Key Takeaway:
Day 1 built the foundation (data types, relational vs. non-relational, OLTP vs. OLAP, intro to Cosmos DB & Fabric).
Day 2 expanded into file formats, optimized engines (Spark, Databricks), real-time analytics, and integrated solutions (Fabric + Power BI + Event Stream).
Together, the two days gave a holistic view of Azure’s data services ecosystem, showing how raw data flows from ingestion → governance → analytics → visualization.

📅 Azure Data Fundamentals (DP-900) Virtual Training
​​​​Day 1 – March 19, 2025:
Core Data Concepts & Non-Relational Foundations
1. Data Types & Formats
-
Structured → rows/columns in CSV or relational DBs.
-
Semi-Structured → JSON (web APIs, system exchange), XML (finance/healthcare), flexible schemas.
-
Unstructured → text, audio, video; massive insights but complex to process.
-
Optimized Formats → Avro (streaming), ORC/Parquet (compressed, efficient for analytics).
-
Blob Storage → binary objects for media & large files.
2. Database Models
-
Relational (OLTP/OLAP): ACID compliance, referential integrity, star schemas for analysis.
-
Non-Relational: key-value, document, columnar; used for flexible/large-scale scenarios like social media.
3. Core Concepts
-
ETL Pipelines → Extract, Transform, Load for preparing clean data.
-
SQL Essentials → Views, stored procedures, indexes; trade-offs of Azure SQL DB vs. SQL Server vs.
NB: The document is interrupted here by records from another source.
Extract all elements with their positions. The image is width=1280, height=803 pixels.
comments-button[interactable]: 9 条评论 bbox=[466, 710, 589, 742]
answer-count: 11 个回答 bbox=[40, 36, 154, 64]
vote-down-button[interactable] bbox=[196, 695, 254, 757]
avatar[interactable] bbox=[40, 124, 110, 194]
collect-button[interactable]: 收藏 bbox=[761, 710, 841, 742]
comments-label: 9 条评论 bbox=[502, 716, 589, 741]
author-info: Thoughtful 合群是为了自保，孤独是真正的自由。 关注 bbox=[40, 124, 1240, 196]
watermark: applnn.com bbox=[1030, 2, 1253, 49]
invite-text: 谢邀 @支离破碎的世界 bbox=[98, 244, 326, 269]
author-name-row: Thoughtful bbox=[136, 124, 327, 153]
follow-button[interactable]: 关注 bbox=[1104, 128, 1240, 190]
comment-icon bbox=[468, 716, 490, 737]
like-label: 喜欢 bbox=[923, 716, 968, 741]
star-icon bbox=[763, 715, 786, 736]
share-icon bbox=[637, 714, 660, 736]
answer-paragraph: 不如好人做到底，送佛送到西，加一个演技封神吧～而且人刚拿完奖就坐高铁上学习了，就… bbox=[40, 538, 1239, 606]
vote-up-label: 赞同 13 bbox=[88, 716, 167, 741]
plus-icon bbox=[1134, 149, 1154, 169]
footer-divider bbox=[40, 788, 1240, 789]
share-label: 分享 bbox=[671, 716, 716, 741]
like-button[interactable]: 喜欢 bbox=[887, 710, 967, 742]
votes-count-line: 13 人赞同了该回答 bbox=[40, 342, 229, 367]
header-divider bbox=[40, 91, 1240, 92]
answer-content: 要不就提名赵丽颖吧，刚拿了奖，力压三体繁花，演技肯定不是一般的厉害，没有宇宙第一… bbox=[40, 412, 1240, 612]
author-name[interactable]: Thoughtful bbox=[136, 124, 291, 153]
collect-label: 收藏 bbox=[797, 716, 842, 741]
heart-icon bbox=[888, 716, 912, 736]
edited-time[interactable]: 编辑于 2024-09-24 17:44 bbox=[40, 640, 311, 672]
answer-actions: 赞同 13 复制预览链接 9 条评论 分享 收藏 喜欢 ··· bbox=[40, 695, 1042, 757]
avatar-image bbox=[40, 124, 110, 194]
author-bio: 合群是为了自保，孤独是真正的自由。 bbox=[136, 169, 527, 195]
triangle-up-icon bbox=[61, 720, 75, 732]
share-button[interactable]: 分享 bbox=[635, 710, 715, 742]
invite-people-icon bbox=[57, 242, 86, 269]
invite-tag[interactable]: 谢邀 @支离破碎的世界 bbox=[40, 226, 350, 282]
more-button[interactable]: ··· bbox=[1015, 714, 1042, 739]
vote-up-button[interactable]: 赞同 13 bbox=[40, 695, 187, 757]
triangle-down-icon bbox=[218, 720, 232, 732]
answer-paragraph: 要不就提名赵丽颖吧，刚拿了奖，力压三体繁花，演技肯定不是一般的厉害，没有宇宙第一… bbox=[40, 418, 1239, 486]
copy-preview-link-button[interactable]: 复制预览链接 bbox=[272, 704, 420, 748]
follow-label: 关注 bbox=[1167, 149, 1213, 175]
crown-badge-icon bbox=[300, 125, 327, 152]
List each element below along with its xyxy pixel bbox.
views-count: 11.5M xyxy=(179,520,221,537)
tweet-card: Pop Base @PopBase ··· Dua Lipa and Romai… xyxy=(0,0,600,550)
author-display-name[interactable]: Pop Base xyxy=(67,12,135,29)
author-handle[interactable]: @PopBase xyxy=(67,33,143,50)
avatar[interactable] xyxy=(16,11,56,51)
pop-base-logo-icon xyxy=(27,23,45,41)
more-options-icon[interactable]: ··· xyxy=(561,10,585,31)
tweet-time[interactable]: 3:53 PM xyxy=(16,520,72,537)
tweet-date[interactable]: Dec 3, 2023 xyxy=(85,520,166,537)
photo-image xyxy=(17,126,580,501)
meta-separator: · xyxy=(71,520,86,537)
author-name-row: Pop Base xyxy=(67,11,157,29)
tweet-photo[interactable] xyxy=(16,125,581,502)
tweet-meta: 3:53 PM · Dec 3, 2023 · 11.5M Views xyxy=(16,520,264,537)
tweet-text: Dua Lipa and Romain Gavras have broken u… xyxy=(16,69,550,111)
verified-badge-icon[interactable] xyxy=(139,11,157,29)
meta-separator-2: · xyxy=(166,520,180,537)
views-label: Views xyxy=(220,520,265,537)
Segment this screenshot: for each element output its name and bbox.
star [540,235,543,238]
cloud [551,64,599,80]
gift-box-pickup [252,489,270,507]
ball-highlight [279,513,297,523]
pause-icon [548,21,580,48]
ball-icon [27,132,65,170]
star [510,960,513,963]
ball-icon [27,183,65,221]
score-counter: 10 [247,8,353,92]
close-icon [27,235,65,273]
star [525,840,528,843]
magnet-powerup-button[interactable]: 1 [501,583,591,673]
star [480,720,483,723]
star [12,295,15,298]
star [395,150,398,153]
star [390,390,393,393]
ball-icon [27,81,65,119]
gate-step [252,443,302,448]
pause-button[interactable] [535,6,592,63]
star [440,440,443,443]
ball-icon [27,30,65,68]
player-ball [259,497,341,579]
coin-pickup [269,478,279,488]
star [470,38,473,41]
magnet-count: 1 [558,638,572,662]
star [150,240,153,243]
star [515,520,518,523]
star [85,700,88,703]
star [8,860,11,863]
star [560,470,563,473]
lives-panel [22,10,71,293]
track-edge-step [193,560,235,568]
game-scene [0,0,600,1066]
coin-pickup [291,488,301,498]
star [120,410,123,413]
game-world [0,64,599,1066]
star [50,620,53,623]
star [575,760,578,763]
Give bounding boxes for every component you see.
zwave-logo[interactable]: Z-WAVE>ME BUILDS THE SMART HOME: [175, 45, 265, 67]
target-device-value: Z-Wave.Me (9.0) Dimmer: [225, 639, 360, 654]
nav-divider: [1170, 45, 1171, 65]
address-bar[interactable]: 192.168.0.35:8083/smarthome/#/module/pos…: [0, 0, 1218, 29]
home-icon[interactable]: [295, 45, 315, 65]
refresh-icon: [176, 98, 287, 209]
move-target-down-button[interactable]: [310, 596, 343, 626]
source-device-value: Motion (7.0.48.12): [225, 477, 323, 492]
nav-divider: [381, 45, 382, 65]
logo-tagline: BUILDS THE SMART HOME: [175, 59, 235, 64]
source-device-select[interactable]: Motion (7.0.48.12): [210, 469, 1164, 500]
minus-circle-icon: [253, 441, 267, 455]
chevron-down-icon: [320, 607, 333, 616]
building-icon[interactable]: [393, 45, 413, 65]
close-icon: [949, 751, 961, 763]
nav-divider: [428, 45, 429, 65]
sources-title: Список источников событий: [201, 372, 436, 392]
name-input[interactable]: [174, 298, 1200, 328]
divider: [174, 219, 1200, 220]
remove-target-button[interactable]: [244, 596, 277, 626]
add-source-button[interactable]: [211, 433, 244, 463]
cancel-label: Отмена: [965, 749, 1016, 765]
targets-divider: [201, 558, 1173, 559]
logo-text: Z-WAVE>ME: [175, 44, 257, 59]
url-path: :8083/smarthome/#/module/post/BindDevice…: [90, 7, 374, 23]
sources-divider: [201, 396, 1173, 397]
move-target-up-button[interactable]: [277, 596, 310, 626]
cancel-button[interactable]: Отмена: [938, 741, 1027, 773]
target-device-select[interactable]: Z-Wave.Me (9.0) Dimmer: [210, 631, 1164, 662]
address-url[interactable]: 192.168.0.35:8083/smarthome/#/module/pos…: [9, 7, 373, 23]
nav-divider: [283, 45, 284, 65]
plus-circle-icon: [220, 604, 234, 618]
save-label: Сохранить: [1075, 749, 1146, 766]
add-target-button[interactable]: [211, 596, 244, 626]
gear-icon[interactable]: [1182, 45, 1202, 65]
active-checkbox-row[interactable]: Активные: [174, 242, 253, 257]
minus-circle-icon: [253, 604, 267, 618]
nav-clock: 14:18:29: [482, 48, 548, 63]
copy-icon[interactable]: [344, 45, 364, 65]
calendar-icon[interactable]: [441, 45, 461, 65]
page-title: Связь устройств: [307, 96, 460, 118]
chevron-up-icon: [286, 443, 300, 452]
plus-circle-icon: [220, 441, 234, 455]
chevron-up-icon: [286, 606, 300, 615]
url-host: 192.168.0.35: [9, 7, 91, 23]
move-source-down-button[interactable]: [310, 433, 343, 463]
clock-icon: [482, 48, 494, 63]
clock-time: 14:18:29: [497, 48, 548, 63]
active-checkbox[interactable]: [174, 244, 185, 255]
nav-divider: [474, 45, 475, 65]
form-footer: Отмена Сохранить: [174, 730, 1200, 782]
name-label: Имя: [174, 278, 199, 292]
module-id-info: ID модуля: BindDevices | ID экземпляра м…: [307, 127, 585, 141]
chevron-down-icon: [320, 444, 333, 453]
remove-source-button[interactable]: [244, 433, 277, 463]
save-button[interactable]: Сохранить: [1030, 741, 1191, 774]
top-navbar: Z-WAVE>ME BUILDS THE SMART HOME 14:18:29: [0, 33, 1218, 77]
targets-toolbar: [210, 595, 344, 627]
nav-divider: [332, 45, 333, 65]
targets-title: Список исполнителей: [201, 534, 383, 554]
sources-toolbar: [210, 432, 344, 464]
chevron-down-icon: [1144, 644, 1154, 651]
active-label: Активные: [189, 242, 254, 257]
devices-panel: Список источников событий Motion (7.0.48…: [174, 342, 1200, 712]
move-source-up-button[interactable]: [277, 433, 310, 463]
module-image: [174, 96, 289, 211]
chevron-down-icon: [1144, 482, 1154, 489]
MariaDB.
-
Partitioning & Keys in non-relational storage for scalability & performance.
4. Azure Services Covered
-
Blob Storage & ADLS Gen2: scalable storage with directory support + analytics integration.
-
Azure Table Storage: simple NoSQL key-value store.
-
Azure Cosmos DB: multi-API, partitioned, globally distributed database.
-
Azure Synapse & Data Warehousing: structured queries, fact/dimension modeling.
-
Apache Spark & Databricks: batch + real-time analytics on massive datasets.
-
Azure Fabric: SaaS platform unifying ingestion, processing, analytics, and reporting.
5. Advanced Analytics & Real-Time
-
Streaming: compare batch (analyze after collection) vs. real-time (analyze as events flow).
-
Delta Lake + Spark: unify real-time streams with historical data.
-
Event Hubs, Event Stream, KQL: immediate insights (e.g., detecting breaches, IoT events).
6. Visualization
-
Power BI: build dashboards with facts/dimensions, hierarchies, scatter plots, maps, cards.
-
Seamless Fabric integration → instant reporting on governed data.
​
Day 2 – March 20, 2025:
Data Formats, Processing Engines & Real-Time Intelligence
1. File Formats & Use Cases
-
Delimited (CSV/TSV) → simple, widely used, no schema.
-
JSON → nested, human-readable, core for APIs/IoT.
-
XML → metadata-rich, schema validation (legacy systems).
-
Blobs → binary data like images/videos/backups.
-
Columnar Formats: Avro (streaming), ORC & Parquet (analytics & compression).
-
Tip: Format choice depends on workload (CSV for exchange, Parquet for big data, JSON for APIs, Avro for streaming).
2. Relational DB Deep Dive
-
Azure SQL Database → managed relational service.
-
SQL Server → maximum control, higher cost.
-
MariaDB → open-source, Oracle-compatible.
-
Normalization → reduce redundancy, enforce schema clarity.
3. Non-Relational DB & Storage
-
Cosmos DB → partition + row key structure, indexes, global low-latency multi-region access.
-
ADLS Gen2 → combines blob storage with directory/file system performance for analytics.
4. Big Data Processing
-
Apache Spark → distributed processing for both batch + real-time.
-
Azure Databricks → collaborative, scalable analytics workspace; integrates engineers, analysts, and scientists.
-
Lakehouse Architecture → combines flexibility of a data lake with the structure of a warehouse.
5. Fabric in Context
-
OneLake → centralized repository, eliminates silos/duplication.
-
Fully Managed SaaS → ingestion → analytics → visualization in one pipeline.
-
Integration with Power BI → direct dashboards without separate infra management.
6. Streaming & Real-Time
-
Event Stream + KQL DB → capture events as they arrive for instant analytics.
-
Delta Lake → query historical + real-time data together.
-
Example Use Cases → fraud detection, security monitoring, live dashboards.
7. Visualization & Action
-
Power BI → interactive, real-time visuals layered onto Fabric + Event Stream data.
-
Outcome → end-to-end pipeline: raw data → stream ingestion → analytics → visualization.